AP & B: Many of the artists on the longlist have acted as inspiration for us personally and many other people. Each of the artists selected brings a fresh perspective on the relationship between humans and technology. The various artworks speak for themselves, exploring themes of the infinite, interconnectedness, chance, care, and growth. The intuitive understanding of the human condition that these artists demonstrate is stronger than its technical application. Such an art-forward approach to using technology as a medium allows projects to simultaneously spark technical curiosity and emotional reactions. Naturally, bridging art and technology in this way pushes both forward.
Right now, it is clear that NFTs are a bridge between traditional art and a new realm of possibilities. Art and tech are quickly evolving, and one way to make sense of it is to dive in and join the dance. We need more people involved to continue to make beautiful things.
0xDEAFBEEF is an artist and engineer who, over the past 20 years, has tinkered across art and technology, working with music, sound recording, computer animation, blacksmithing, and generative art. He received his BASc in electrical engineering and MSc from the University of Toronto, where he contributed to internationally recognized research in the field of computer animation. As a classically trained musician with a strong background in sound technology, he brings together all his interests in a bespoke art practice, using low-level computer code and a minimal toolset to craft raw information into audiovisual artworks. His recent generative works adopting blockchain technology as both a subject and medium have gained widespread attention.
Boreta is known as a member of The Glitch Mob, a beat-driven electronic group that has been touring for more than a decade. Since their establishment in 2006, the electronic live act has performed at festivals around the world including Coachella, Lollapalooza, and others. The artist has collaborated with spiritual teachers Ram Dass and Alan Watts on guided meditations with his Grammy-nominated ambient project, Superposition. In 2021, he extended his creative exploration into generative music with a collaboration alongside Aaron Penne and Bright Moments called Rituals on Art Blocks.
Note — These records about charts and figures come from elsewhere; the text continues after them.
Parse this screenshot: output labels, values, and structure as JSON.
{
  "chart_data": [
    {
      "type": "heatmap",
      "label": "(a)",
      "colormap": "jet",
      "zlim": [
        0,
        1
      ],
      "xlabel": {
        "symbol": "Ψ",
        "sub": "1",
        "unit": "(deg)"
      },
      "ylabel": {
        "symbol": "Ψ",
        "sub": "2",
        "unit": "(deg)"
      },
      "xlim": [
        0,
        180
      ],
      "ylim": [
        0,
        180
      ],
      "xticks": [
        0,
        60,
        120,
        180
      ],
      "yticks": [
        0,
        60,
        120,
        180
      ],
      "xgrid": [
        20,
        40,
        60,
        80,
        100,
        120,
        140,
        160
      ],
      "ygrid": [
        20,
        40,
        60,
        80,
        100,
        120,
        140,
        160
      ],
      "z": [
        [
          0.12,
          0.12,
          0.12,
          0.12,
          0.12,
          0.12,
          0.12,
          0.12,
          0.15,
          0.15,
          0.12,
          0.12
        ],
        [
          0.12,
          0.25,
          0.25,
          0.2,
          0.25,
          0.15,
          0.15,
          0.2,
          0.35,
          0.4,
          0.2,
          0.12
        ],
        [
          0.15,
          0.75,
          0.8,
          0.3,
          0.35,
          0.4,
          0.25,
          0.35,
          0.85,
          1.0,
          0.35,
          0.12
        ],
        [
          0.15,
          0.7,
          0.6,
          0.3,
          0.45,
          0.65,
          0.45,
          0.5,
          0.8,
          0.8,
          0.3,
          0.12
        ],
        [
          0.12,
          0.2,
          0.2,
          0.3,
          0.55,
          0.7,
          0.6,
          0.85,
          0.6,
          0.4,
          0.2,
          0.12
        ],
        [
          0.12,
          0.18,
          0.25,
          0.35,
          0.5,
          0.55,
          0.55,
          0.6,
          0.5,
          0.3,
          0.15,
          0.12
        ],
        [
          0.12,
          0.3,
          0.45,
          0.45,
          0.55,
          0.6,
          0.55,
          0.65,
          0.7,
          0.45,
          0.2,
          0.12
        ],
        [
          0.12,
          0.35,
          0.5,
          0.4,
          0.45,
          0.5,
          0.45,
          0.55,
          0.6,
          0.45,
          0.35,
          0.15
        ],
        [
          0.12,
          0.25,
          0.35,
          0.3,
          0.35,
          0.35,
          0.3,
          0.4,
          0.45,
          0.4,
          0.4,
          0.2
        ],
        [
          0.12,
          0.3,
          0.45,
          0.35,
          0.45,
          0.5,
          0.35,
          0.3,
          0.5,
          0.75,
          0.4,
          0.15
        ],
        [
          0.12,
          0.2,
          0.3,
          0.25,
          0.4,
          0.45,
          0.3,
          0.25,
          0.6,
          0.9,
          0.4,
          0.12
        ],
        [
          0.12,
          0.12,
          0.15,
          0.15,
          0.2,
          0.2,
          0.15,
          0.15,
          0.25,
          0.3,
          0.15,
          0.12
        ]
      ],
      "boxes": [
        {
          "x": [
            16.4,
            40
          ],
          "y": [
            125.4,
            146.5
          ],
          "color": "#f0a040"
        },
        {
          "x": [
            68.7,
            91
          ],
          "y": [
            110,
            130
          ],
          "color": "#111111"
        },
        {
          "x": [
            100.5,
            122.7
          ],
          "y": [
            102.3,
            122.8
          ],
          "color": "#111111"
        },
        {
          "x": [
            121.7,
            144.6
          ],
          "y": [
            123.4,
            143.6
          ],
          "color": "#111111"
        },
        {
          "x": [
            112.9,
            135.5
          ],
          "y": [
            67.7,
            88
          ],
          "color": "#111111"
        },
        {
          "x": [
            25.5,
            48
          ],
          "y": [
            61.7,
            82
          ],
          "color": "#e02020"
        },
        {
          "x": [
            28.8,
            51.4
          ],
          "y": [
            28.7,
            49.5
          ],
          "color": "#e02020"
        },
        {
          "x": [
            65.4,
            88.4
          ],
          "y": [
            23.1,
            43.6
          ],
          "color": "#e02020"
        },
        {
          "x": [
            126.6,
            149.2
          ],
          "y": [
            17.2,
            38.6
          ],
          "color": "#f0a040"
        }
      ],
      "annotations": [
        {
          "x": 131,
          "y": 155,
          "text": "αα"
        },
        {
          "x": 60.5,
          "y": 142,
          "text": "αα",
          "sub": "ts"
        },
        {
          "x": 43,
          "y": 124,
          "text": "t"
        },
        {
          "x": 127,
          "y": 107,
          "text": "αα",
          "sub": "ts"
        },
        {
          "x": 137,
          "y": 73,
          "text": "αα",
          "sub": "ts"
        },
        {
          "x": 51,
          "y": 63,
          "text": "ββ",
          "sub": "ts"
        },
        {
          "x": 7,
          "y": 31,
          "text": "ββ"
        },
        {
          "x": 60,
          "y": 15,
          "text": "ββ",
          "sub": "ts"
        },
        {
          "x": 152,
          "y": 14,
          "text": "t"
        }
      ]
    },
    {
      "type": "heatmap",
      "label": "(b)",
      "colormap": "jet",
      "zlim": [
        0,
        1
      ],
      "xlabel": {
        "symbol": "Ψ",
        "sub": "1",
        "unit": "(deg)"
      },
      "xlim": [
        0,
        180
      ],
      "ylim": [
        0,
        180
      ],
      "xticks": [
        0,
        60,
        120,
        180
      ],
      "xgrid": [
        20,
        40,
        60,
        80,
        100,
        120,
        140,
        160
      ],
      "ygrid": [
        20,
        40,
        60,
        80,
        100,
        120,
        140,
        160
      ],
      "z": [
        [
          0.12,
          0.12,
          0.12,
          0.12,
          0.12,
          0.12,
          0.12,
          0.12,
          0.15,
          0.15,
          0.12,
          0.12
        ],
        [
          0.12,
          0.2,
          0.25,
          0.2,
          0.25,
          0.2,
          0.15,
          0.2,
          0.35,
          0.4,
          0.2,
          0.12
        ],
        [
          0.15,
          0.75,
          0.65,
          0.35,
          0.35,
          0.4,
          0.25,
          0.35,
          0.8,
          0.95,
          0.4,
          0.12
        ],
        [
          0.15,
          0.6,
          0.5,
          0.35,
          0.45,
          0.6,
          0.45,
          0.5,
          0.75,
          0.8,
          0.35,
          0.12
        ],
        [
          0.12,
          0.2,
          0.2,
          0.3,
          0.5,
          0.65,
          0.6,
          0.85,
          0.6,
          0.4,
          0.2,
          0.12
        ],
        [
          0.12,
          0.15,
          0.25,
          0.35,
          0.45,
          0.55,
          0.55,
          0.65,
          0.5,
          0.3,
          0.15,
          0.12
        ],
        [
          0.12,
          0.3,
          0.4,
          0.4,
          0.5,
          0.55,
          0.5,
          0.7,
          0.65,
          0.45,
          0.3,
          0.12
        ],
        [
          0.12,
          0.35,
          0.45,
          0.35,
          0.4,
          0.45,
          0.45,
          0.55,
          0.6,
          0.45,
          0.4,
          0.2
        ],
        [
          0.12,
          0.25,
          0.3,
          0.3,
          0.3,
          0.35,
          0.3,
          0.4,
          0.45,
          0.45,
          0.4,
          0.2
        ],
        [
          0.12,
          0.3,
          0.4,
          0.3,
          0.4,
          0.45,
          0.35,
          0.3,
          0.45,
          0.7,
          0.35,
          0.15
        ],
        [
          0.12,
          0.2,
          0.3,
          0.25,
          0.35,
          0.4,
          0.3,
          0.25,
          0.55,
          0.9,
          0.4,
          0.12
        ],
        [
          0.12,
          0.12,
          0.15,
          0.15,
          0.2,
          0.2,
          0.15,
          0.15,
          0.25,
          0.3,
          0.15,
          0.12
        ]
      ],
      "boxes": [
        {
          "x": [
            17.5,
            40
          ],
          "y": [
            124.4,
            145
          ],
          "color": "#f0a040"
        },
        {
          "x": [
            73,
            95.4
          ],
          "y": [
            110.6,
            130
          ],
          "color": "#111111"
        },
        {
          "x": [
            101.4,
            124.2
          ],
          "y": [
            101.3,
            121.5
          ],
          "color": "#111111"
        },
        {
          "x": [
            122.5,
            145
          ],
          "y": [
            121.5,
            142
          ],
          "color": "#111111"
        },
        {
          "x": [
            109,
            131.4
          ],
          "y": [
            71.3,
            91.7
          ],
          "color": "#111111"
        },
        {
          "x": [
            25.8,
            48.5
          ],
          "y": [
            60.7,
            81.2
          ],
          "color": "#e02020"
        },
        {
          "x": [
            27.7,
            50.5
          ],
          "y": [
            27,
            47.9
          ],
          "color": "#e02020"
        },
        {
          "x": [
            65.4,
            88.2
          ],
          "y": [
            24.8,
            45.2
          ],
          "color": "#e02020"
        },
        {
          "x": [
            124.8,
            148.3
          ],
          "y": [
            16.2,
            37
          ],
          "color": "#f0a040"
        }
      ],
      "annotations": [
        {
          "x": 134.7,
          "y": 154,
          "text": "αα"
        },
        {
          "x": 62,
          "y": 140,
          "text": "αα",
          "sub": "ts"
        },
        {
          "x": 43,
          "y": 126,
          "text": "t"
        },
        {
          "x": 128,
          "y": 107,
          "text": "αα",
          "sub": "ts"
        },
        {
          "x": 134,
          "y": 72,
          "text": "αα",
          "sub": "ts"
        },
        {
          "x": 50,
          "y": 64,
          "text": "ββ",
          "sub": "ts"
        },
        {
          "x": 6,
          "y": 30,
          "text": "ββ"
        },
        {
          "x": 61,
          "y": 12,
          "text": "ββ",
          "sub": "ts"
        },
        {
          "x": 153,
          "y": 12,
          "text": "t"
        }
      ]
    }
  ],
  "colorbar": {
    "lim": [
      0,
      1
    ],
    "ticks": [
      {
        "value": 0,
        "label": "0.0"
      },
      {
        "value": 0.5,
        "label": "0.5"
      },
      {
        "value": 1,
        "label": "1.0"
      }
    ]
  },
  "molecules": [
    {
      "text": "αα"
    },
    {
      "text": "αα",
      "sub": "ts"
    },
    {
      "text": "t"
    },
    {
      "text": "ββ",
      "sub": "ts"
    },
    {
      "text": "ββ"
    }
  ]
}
Botto is a decentralized, community-directed artist who autonomously creates works of art based on collective feedback. The artist works in collaboration with thousands of community participants to create artworks each week. Its artistic capabilities are based on an art engine that has synthesized millions of works of pre-existing art. Botto's community trains the aesthetic tastes of Botto through a voting mechanism, subsequently curating one artwork deemed worthy for auction. Works by the decentralized autonomous artist have been featured in dozens of exhibitions around the world, with the artist continuing to spawn new creations every week.
Sarah Friend is an artist and software developer who specializes in blockchain, games, and the p2p web. Her work critically examines technology and interfaces, in both content and form, considering system-building as a narrative impulse. She is a participant in the Berlin Program for Artists; a co-curator of Ender Gallery, an artist residency taking place inside the game Minecraft; an alumni of Recurse Centre, a retreat for programmers; and an organizer of Our Networks, a conference on all aspects of the distributed web. She has exhibited globally, including at Galerie Nagel Draxler, Berlin and Cologne; Illingworth Kerr Gallery, Calgary; Kunstverein, Hamburg; Oökultur, Linz; suns.works, Zurich; and Floating University, Berlin.
Aaron Penne is a renowned artist and engineer making generative artwork with code since 2018. His work has sold at Sotheby’s and shown internationally at galleries and museums. He is the Director of Engineering at Art Blocks, helping to build the future of generative art as a medium. In 2021, he was one of the top 50 artists in the NFT space globally.